AVRs have been used in various automotive applications such as security, safety, powertrain and entertainment systems. Atmel has recently launched a new publication "Atmel Automotive Compilation" to help developers with automotive applications. Some current usages are in BMW, Daimler-Chrysler and TRW.

The Arduino physical computing platform is based on an ATmega328 microcontroller (ATmega168 or ATmega8 in board versions older than the Diecimila). The ATmega1280 and ATmega2560, with more pinout and memory capabilities, have also been employed to develop the Arduino Mega platform. Arduino boards can be used with its language and IDE, or with more conventional programming environments (C, assembler, etc.) as just standardized and widely available AVR platforms.

USB-based AVRs have been used in the Microsoft Xbox hand controllers.

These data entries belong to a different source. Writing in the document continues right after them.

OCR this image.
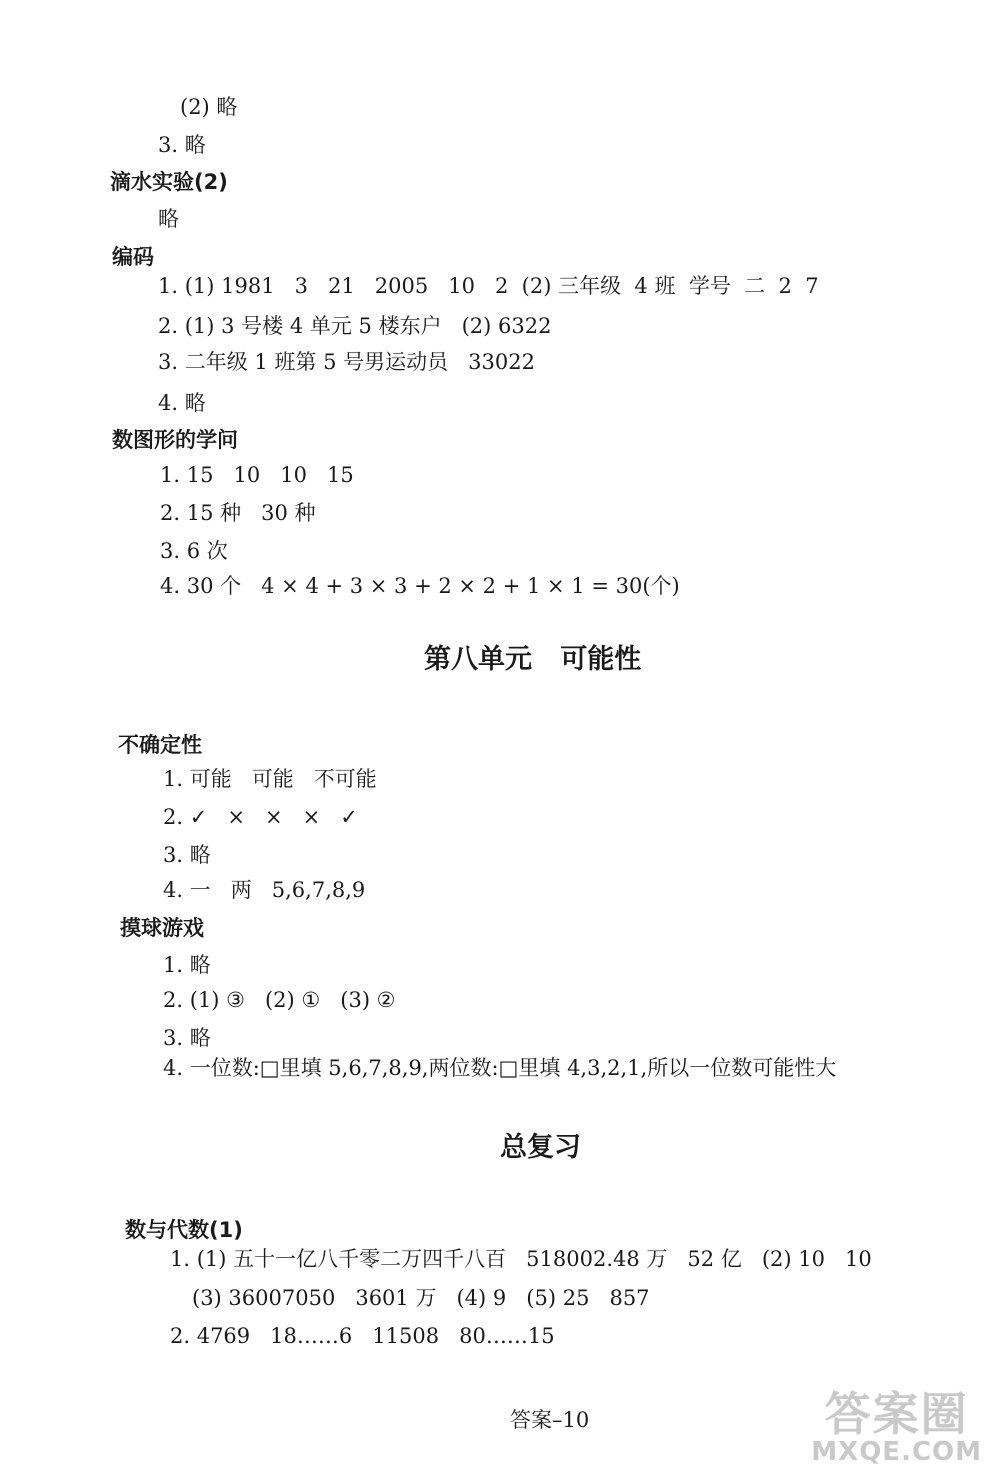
(2) 略
3. 略
滴水实验(2)
略
编码
1. (1) 1981   3   21   2005   10   2  (2) 三年级  4 班  学号  二  2  7
2. (1) 3 号楼 4 单元 5 楼东户   (2) 6322
3. 二年级 1 班第 5 号男运动员   33022
4. 略
数图形的学问
1. 15   10   10   15
2. 15 种   30 种
3. 6 次
4. 30 个   4 × 4 + 3 × 3 + 2 × 2 + 1 × 1 = 30(个)
第八单元   可能性
不确定性
1. 可能   可能   不可能
2. ✓   ×   ×   ×   ✓
3. 略
4. 一   两   5,6,7,8,9
摸球游戏
1. 略
2. (1) ③   (2) ①   (3) ②
3. 略
4. 一位数:□里填 5,6,7,8,9,两位数:□里填 4,3,2,1,所以一位数可能性大
总复习
数与代数(1)
1. (1) 五十一亿八千零二万四千八百   518002.48 万   52 亿   (2) 10   10
(3) 36007050   3601 万   (4) 9   (5) 25   857
2. 4769   18……6   11508   80……15
答案–10	答案圈
MXQE.COM
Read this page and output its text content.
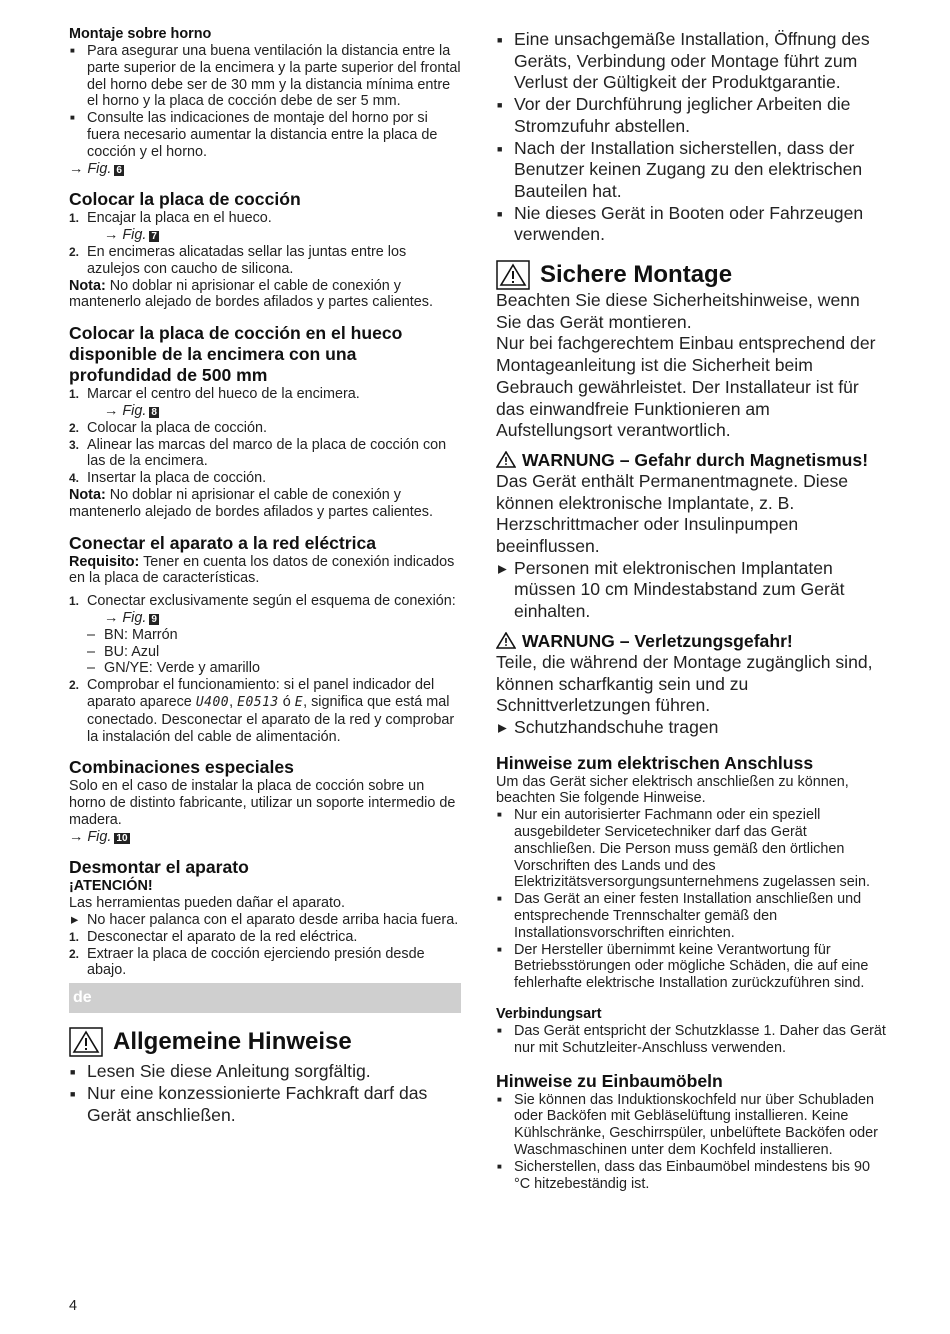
Montaje sobre horno
■ Para asegurar una buena ventilación la distancia entre la parte superior de la encimera y la parte superior del frontal del horno debe ser de 30 mm y la distancia mínima entre el horno y la placa de cocción debe de ser 5 mm.
■ Consulte las indicaciones de montaje del horno por si fuera necesario aumentar la distancia entre la placa de cocción y el horno.
→ Fig. 6
Colocar la placa de cocción
1. Encajar la placa en el hueco.
→ Fig. 7
2. En encimeras alicatadas sellar las juntas entre los azulejos con caucho de silicona.
Nota: No doblar ni aprisionar el cable de conexión y mantenerlo alejado de bordes afilados y partes calientes.
Colocar la placa de cocción en el hueco disponible de la encimera con una profundidad de 500 mm
1. Marcar el centro del hueco de la encimera.
→ Fig. 8
2. Colocar la placa de cocción.
3. Alinear las marcas del marco de la placa de cocción con las de la encimera.
4. Insertar la placa de cocción.
Nota: No doblar ni aprisionar el cable de conexión y mantenerlo alejado de bordes afilados y partes calientes.
Conectar el aparato a la red eléctrica
Requisito: Tener en cuenta los datos de conexión indicados en la placa de características.
1. Conectar exclusivamente según el esquema de conexión:
→ Fig. 9
– BN: Marrón
– BU: Azul
– GN/YE: Verde y amarillo
2. Comprobar el funcionamiento: si el panel indicador del aparato aparece U400, E0513 ó E, significa que está mal conectado. Desconectar el aparato de la red y comprobar la instalación del cable de alimentación.
Combinaciones especiales
Solo en el caso de instalar la placa de cocción sobre un horno de distinto fabricante, utilizar un soporte intermedio de madera.
→ Fig. 10
Desmontar el aparato
¡ATENCIÓN!
Las herramientas pueden dañar el aparato.
▸ No hacer palanca con el aparato desde arriba hacia fuera.
1. Desconectar el aparato de la red eléctrica.
2. Extraer la placa de cocción ejerciendo presión desde abajo.
de
Allgemeine Hinweise
■ Lesen Sie diese Anleitung sorgfältig.
■ Nur eine konzessionierte Fachkraft darf das Gerät anschließen.
■ Eine unsachgemäße Installation, Öffnung des Geräts, Verbindung oder Montage führt zum Verlust der Gültigkeit der Produktgarantie.
■ Vor der Durchführung jeglicher Arbeiten die Stromzufuhr abstellen.
■ Nach der Installation sicherstellen, dass der Benutzer keinen Zugang zu den elektrischen Bauteilen hat.
■ Nie dieses Gerät in Booten oder Fahrzeugen verwenden.
Sichere Montage
Beachten Sie diese Sicherheitshinweise, wenn Sie das Gerät montieren.
Nur bei fachgerechtem Einbau entsprechend der Montageanleitung ist die Sicherheit beim Gebrauch gewährleistet. Der Installateur ist für das einwandfreie Funktionieren am Aufstellungsort verantwortlich.
WARNUNG – Gefahr durch Magnetismus!
Das Gerät enthält Permanentmagnete. Diese können elektronische Implantate, z. B. Herzschrittmacher oder Insulinpumpen beeinflussen.
▸ Personen mit elektronischen Implantaten müssen 10 cm Mindestabstand zum Gerät einhalten.
WARNUNG – Verletzungsgefahr!
Teile, die während der Montage zugänglich sind, können scharfkantig sein und zu Schnittverletzungen führen.
▸ Schutzhandschuhe tragen
Hinweise zum elektrischen Anschluss
Um das Gerät sicher elektrisch anschließen zu können, beachten Sie folgende Hinweise.
■ Nur ein autorisierter Fachmann oder ein speziell ausgebildeter Servicetechniker darf das Gerät anschließen. Die Person muss gemäß den örtlichen Vorschriften des Lands und des Elektrizitätsversorgungsunternehmens zugelassen sein.
■ Das Gerät an einer festen Installation anschließen und entsprechende Trennschalter gemäß den Installationsvorschriften einrichten.
■ Der Hersteller übernimmt keine Verantwortung für Betriebsstörungen oder mögliche Schäden, die auf eine fehlerhafte elektrische Installation zurückzuführen sind.
Verbindungsart
■ Das Gerät entspricht der Schutzklasse 1. Daher das Gerät nur mit Schutzleiter-Anschluss verwenden.
Hinweise zu Einbaumöbeln
■ Sie können das Induktionskochfeld nur über Schubladen oder Backöfen mit Gebläselüftung installieren. Keine Kühlschränke, Geschirrspüler, unbelüftete Backöfen oder Waschmaschinen unter dem Kochfeld installieren.
■ Sicherstellen, dass das Einbaumöbel mindestens bis 90 °C hitzebeständig ist.
4
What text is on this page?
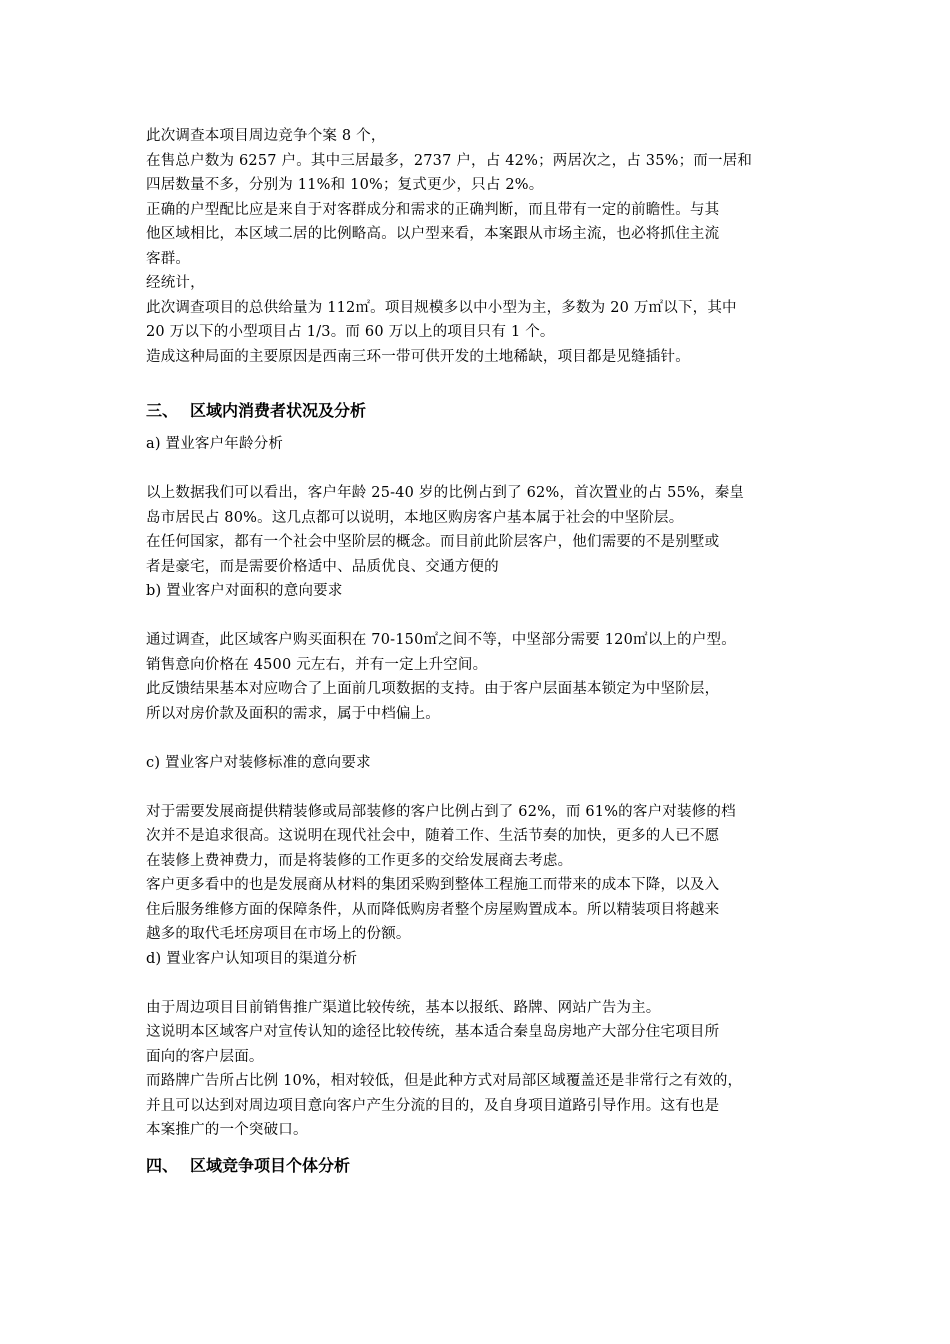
此次调查本项目周边竞争个案 8 个，
在售总户数为 6257 户。其中三居最多，2737 户，占 42%；两居次之，占 35%；而一居和
四居数量不多，分别为 11%和 10%；复式更少，只占 2%。
正确的户型配比应是来自于对客群成分和需求的正确判断，而且带有一定的前瞻性。与其
他区域相比，本区域二居的比例略高。以户型来看，本案跟从市场主流，也必将抓住主流
客群。
经统计，
此次调查项目的总供给量为 112㎡。项目规模多以中小型为主，多数为 20 万㎡以下，其中
20 万以下的小型项目占 1/3。而 60 万以上的项目只有 1 个。
造成这种局面的主要原因是西南三环一带可供开发的土地稀缺，项目都是见缝插针。
三、 区域内消费者状况及分析
a) 置业客户年龄分析
以上数据我们可以看出，客户年龄 25-40 岁的比例占到了 62%，首次置业的占 55%，秦皇
岛市居民占 80%。这几点都可以说明，本地区购房客户基本属于社会的中坚阶层。
在任何国家，都有一个社会中坚阶层的概念。而目前此阶层客户，他们需要的不是别墅或
者是豪宅，而是需要价格适中、品质优良、交通方便的
b) 置业客户对面积的意向要求
通过调查，此区域客户购买面积在 70-150㎡之间不等，中坚部分需要 120㎡以上的户型。
销售意向价格在 4500 元左右，并有一定上升空间。
此反馈结果基本对应吻合了上面前几项数据的支持。由于客户层面基本锁定为中坚阶层，
所以对房价款及面积的需求，属于中档偏上。
c) 置业客户对装修标准的意向要求
对于需要发展商提供精装修或局部装修的客户比例占到了 62%，而 61%的客户对装修的档
次并不是追求很高。这说明在现代社会中，随着工作、生活节奏的加快，更多的人已不愿
在装修上费神费力，而是将装修的工作更多的交给发展商去考虑。
客户更多看中的也是发展商从材料的集团采购到整体工程施工而带来的成本下降，以及入
住后服务维修方面的保障条件，从而降低购房者整个房屋购置成本。所以精装项目将越来
越多的取代毛坯房项目在市场上的份额。
d) 置业客户认知项目的渠道分析
由于周边项目目前销售推广渠道比较传统，基本以报纸、路牌、网站广告为主。
这说明本区域客户对宣传认知的途径比较传统，基本适合秦皇岛房地产大部分住宅项目所
面向的客户层面。
而路牌广告所占比例 10%，相对较低，但是此种方式对局部区域覆盖还是非常行之有效的，
并且可以达到对周边项目意向客户产生分流的目的，及自身项目道路引导作用。这有也是
本案推广的一个突破口。
四、 区域竞争项目个体分析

The link between the controllers and Xbox is USB.

Numerous companies produce AVR-based microcontroller boards intended for use by hobbyists, robot builders, experimenters and small system developers including: Cubloc, gnusb, BasicX, Oak Micros, ZX Microcontrollers, and myAVR. There is also a large community of Arduino-compatible boards supporting similar users.

Schneider Electric used to produce the M3000 Motor and Motion Control Chip, incorporating an Atmel AVR Core and an advanced motion controller for use in a variety of motion applications but this has been discontinued.

== FPGA clones ==
With the growing popularity of FPGAs among the open source community, people have started developing open source processors compatible with the AVR instruction set. The OpenCores website lists the following major AVR clone projects:

- pAVR, written in VHDL, is aimed at creating the fastest and maximally featured AVR processor, by implementing techniques not found in the original AVR processor such as deeper pipelining.
- avr_core, written in VHDL, is a clone aimed at being as close as possible to the ATmega103.
- Navré, written in Verilog, implements all Classic Core instructions and is aimed at high performance and low resource usage. It does not support interrupts.
- softavrcore, written in Verilog, implements the AVR instruction set up to AVR5, supports interrupts along with optional automatic interrupt acknowledgement, power saving via sleep mode plus some peripheral interfaces and hardware accelerators (such as UART, SPI, cyclic redundancy check calculation unit and system timers). These peripherals demonstrate how these could be attached to and configured for this core. Within the package, a full-featured FreeRTOS port is also available as an example for the core + peripheral utilization.
- The opencores project CPU lecture written in VHDL by Dr. Jürgen Sauermann explains in detail how to design a complete AVR-based system on a chip (SoC).

== Other vendors ==
In addition to the chips manufactured by Atmel, clones are available from LogicGreen Technologies. These parts are not exact clones – they have a few features not found in the chips they are "clones" of, and higher maximum clock speeds, but use SWD (Serial Wire Debug, a variant of JTAG from ARM) instead of ISP for programming, so different programming tools must be used.

Microcontrollers using the ATmega architecture are being manufactured by NIIET in Voronezh, Russia, as part of the 1887 series of integrated circuits. This includes an ATmega128 under the designation 1887VE7T (1887ВЕ7Т).